Worm Breeder's Gazette 11(3): 78

These abstracts should not be cited in bibliographies. Material contained herein should be treated as personal communication and should be cited as such only with the consent of the author.

Fluorescent Detection of mRNA by Whole-Mount in situ Hybridization: Only Ten Points of Light

David Greenstein and Gary Ruvkun

We set out to develop non-radioactive in situ hybridization methods 
with the goal of eventually obtaining single-cell revolution.  

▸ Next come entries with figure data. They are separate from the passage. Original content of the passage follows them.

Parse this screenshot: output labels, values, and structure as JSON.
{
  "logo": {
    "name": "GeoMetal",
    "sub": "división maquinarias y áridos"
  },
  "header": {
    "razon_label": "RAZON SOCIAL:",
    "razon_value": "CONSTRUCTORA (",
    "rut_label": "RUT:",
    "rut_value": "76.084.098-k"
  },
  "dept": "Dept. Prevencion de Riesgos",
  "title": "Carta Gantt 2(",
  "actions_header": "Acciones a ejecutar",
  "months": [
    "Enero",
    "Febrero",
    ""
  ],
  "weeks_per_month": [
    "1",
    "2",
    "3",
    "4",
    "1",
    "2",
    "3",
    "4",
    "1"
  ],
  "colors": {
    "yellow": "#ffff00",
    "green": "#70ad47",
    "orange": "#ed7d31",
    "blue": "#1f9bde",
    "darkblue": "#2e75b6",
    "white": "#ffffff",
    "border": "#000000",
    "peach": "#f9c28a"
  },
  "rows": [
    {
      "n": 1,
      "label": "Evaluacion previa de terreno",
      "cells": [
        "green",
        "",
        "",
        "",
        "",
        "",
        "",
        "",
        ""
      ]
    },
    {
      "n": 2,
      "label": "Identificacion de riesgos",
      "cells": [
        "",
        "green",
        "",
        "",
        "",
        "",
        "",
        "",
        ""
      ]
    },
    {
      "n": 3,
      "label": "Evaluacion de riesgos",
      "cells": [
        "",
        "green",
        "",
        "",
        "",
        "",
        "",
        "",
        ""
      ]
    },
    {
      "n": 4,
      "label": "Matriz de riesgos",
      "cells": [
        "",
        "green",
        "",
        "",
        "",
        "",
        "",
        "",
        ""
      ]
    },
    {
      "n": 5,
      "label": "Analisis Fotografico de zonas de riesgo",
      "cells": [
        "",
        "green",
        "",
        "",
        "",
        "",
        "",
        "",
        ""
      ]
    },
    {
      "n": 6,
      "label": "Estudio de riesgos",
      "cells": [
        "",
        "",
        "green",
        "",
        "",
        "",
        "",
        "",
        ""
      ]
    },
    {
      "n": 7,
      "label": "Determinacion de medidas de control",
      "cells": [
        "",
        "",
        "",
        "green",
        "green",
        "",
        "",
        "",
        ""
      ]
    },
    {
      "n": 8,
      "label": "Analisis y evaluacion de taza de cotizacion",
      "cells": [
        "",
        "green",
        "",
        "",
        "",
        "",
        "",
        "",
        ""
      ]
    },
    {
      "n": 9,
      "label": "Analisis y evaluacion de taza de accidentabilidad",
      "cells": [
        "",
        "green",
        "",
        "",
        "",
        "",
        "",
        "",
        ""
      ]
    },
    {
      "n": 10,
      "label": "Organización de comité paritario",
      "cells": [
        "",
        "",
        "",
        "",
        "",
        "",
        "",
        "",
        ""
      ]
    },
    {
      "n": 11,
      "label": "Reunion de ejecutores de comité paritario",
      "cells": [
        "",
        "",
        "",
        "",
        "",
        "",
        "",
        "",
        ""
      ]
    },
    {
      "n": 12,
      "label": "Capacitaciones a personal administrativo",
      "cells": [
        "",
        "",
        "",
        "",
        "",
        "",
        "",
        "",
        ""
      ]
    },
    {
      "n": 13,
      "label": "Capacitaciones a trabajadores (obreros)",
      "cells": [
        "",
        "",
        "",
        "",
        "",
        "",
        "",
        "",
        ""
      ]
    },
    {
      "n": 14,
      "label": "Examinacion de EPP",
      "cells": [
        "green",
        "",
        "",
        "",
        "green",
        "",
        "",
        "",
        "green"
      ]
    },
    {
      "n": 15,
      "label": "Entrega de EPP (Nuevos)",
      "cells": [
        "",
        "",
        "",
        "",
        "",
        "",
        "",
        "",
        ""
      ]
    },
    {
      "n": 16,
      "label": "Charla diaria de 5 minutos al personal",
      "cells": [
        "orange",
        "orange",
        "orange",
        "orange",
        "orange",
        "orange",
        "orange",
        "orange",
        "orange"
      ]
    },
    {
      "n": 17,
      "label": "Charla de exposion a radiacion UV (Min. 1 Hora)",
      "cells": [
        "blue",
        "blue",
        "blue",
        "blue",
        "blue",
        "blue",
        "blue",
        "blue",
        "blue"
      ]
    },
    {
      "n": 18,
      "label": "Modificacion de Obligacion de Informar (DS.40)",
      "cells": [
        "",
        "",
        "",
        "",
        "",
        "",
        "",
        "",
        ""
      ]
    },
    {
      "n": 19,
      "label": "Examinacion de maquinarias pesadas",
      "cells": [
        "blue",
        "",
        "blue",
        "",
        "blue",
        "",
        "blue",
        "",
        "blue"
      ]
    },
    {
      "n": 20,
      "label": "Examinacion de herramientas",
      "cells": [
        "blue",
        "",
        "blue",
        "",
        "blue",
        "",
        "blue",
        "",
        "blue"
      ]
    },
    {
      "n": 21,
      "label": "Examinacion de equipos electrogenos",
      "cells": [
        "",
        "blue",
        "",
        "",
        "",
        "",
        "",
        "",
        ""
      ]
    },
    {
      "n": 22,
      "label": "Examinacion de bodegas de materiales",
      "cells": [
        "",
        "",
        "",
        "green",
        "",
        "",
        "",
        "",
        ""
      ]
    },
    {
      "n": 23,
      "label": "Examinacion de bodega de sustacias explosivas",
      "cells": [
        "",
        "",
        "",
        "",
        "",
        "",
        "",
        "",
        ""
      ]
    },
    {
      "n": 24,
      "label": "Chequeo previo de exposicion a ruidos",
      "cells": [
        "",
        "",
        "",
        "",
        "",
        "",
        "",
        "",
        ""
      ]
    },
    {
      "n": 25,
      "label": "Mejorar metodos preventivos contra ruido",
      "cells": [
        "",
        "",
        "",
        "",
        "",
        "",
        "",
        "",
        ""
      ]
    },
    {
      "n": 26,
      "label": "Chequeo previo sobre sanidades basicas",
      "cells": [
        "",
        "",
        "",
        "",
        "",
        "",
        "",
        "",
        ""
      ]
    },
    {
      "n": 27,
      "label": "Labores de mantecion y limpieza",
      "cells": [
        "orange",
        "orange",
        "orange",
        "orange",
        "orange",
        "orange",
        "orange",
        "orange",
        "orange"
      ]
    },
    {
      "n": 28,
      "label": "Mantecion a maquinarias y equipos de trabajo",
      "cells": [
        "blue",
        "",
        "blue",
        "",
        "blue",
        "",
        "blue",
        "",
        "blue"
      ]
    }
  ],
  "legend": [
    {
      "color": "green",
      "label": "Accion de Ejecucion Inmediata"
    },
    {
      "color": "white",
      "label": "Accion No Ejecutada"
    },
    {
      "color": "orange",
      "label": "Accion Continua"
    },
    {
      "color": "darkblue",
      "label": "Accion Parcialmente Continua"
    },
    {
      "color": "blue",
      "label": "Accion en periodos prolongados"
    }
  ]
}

Fluorescent detection (FD) was chosen because this method is sensitive 
enough to detect single-copy DNA sequences and has allowed detection 
of mRNA in cultured cells with subcellular resolution.  We adapted 
fixation protocols that were developed for the detection of the lin-14 
protein for detection of mRNA using modifications of procedures for 
Drosophila.  In order to detect hybridized probe, we used a monoclonal 
antibody specific for digoxigenin-labeled DNA (described by L.  Avery 
WBG 11(1) 68) and fluoresceinated secondary and tertiary antibodies.  

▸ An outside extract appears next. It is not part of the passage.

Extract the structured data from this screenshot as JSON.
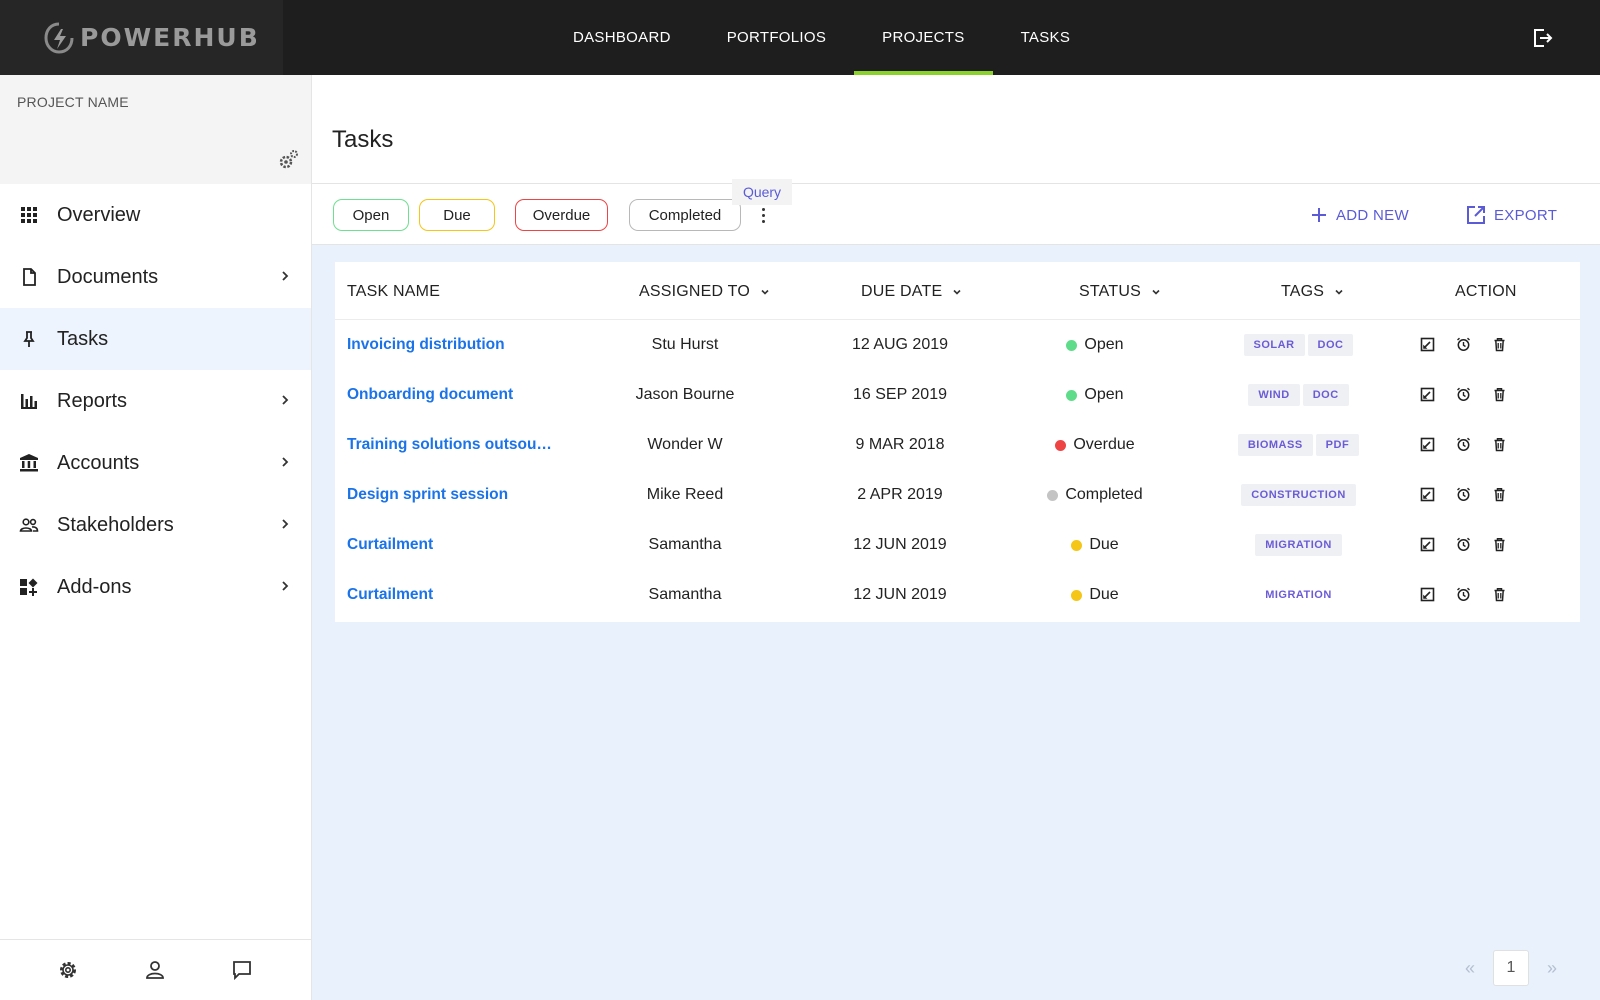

At present, our protocol is best used for detecting abundant mRNAs in 
embryos and L1 and L2 larvae.  We will send the protocol on request.

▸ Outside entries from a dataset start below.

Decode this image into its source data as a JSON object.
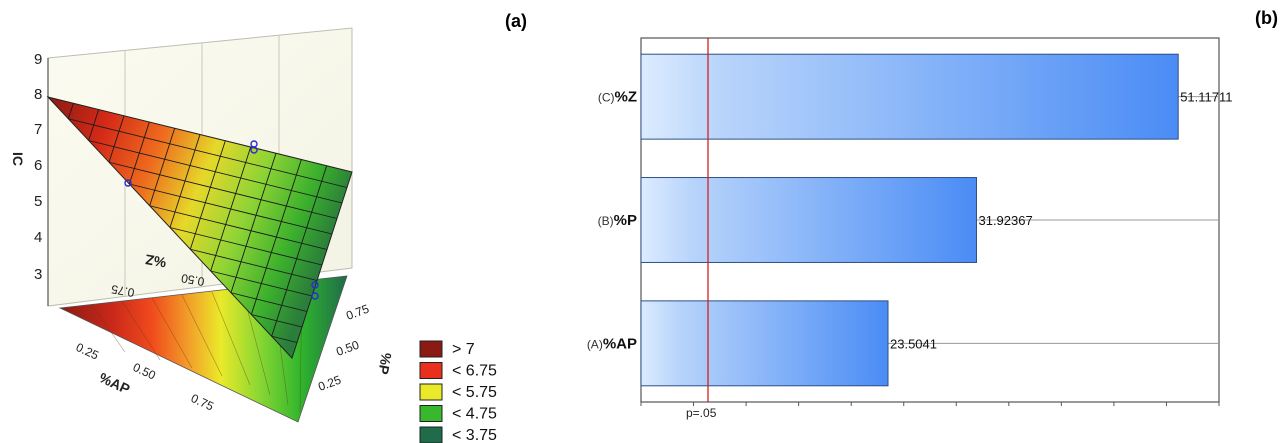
{
  "panel_a": {
    "label": "(a)",
    "z_axis_label": "IC",
    "z_ticks": [
      "9",
      "8",
      "7",
      "6",
      "5",
      "4",
      "3"
    ],
    "axis_z_name": "%Z",
    "axis_z_ticks": [
      "0.75",
      "0.50"
    ],
    "axis_ap_name": "%AP",
    "axis_ap_ticks": [
      "0.25",
      "0.50",
      "0.75"
    ],
    "axis_p_name": "%P",
    "axis_p_ticks": [
      "0.75",
      "0.50",
      "0.25"
    ],
    "legend": [
      {
        "label": "> 7",
        "color": "#8b1a12"
      },
      {
        "label": "< 6.75",
        "color": "#e8301c"
      },
      {
        "label": "< 5.75",
        "color": "#eaea2a"
      },
      {
        "label": "< 4.75",
        "color": "#38b82c"
      },
      {
        "label": "< 3.75",
        "color": "#1f6b4a"
      }
    ]
  },
  "panel_b": {
    "label": "(b)",
    "reference_label": "p=.05"
  },
  "chart_data": [
    {
      "type": "surface",
      "title": "",
      "zlabel": "IC",
      "zlim": [
        3,
        9
      ],
      "axes": [
        "%AP",
        "%P",
        "%Z"
      ],
      "axis_ticks": [
        0.25,
        0.5,
        0.75
      ],
      "contour_levels": [
        "> 7",
        "< 6.75",
        "< 5.75",
        "< 4.75",
        "< 3.75"
      ]
    },
    {
      "type": "bar",
      "orientation": "horizontal",
      "categories": [
        "(C)%Z",
        "(B)%P",
        "(A)%AP"
      ],
      "category_prefixes": [
        "(C)",
        "(B)",
        "(A)"
      ],
      "category_names": [
        "%Z",
        "%P",
        "%AP"
      ],
      "values": [
        51.11711,
        31.92367,
        23.5041
      ],
      "value_labels": [
        "51.11711",
        "31.92367",
        "23.5041"
      ],
      "reference_line": {
        "label": "p=.05",
        "value": 2.776
      },
      "xlim": [
        0,
        55
      ],
      "bar_color": "#4a8cf5"
    }
  ]
}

With this protocol, we are able to detect pharyngeal myo-3 in mRNA 
in embryos, L1 larvae, and L2 larvae.  Identical results are obtained 
using either myo-1 or myo-2 probes.  Our results indicate that 
pharyngeal myosin mRNA is exclusively synthesized in pharyngeal muscle 
cells, not a surprising finding.  However, we were surprised that the 
level of resolution was equal to that obtained by using antibodies to 
pharyngeal myosin.  The results indicate that pharyngeal myosin mRNA 
is first expressed late in embryogenesis at about the three-fold stage.
Partially staining pharynges are never seen, indicating that the 
pharyngeal muscle cells must all synthesize pharyngeal myosin mRNA at 
about the same time.  Pharyngeal myosin mRNA could also be detected 
using immunocytochemistry (Genius Kit).  Comparison of FD with 
alkaline phosphatase based immunochemistry indicated that FD had 
greater resolution and lower background, yet had comparable 
sensitivity to the enzymatic method.  An advantage of FD was that 
staining of interior regions could be visualized in the presence of 
hypodermal staining.  Moreover, the results could also be viewed with 
the confocal microscope.
The current protocol, though still not as sensitive as we would like,
has allowed the detection of mRNA for the heterochronic gene lin-14, 
the nuclear hormone receptor gene crf-2, and the POU-homeobox gene ceh-
18.  A major problem is that the signals for each of these three lower 
abundance mRNA's are speckled.  Possibly, the speckling is an artifact,
due to a failure to detect all of the mRNA or because the antibodies 
promote the formation of aggregates.  Another difficulty is that the 
conditions for detection of lower abundance mRNA distort the 
morphology (e.g., swelling of the nuclei), making it hard to assign 
hybridization to specific cells.  Despite these caveats, we have been 
able to obtain some useful information.  Our results indicate that 
most cells of three-fold stage embryos contain lin-14 mRNA, whereas no 
staining is seen prior to the two-fold stage, in agreement with the 
antibody studies.  In contrast, crf-2 mRNA is detected only during the 
first half of embryogenesis.  ceh-18 mRNA is first detected at the 
three-fold stage in the pharynx, ventral cord neurons, and numerous 
but unidentifiable cells in the head.  Our method does not allow 
detection of mRNA'a for genes that are expressed at an even lower 
level (e.g., unc-86, lin-11, ced-4, or mab-5).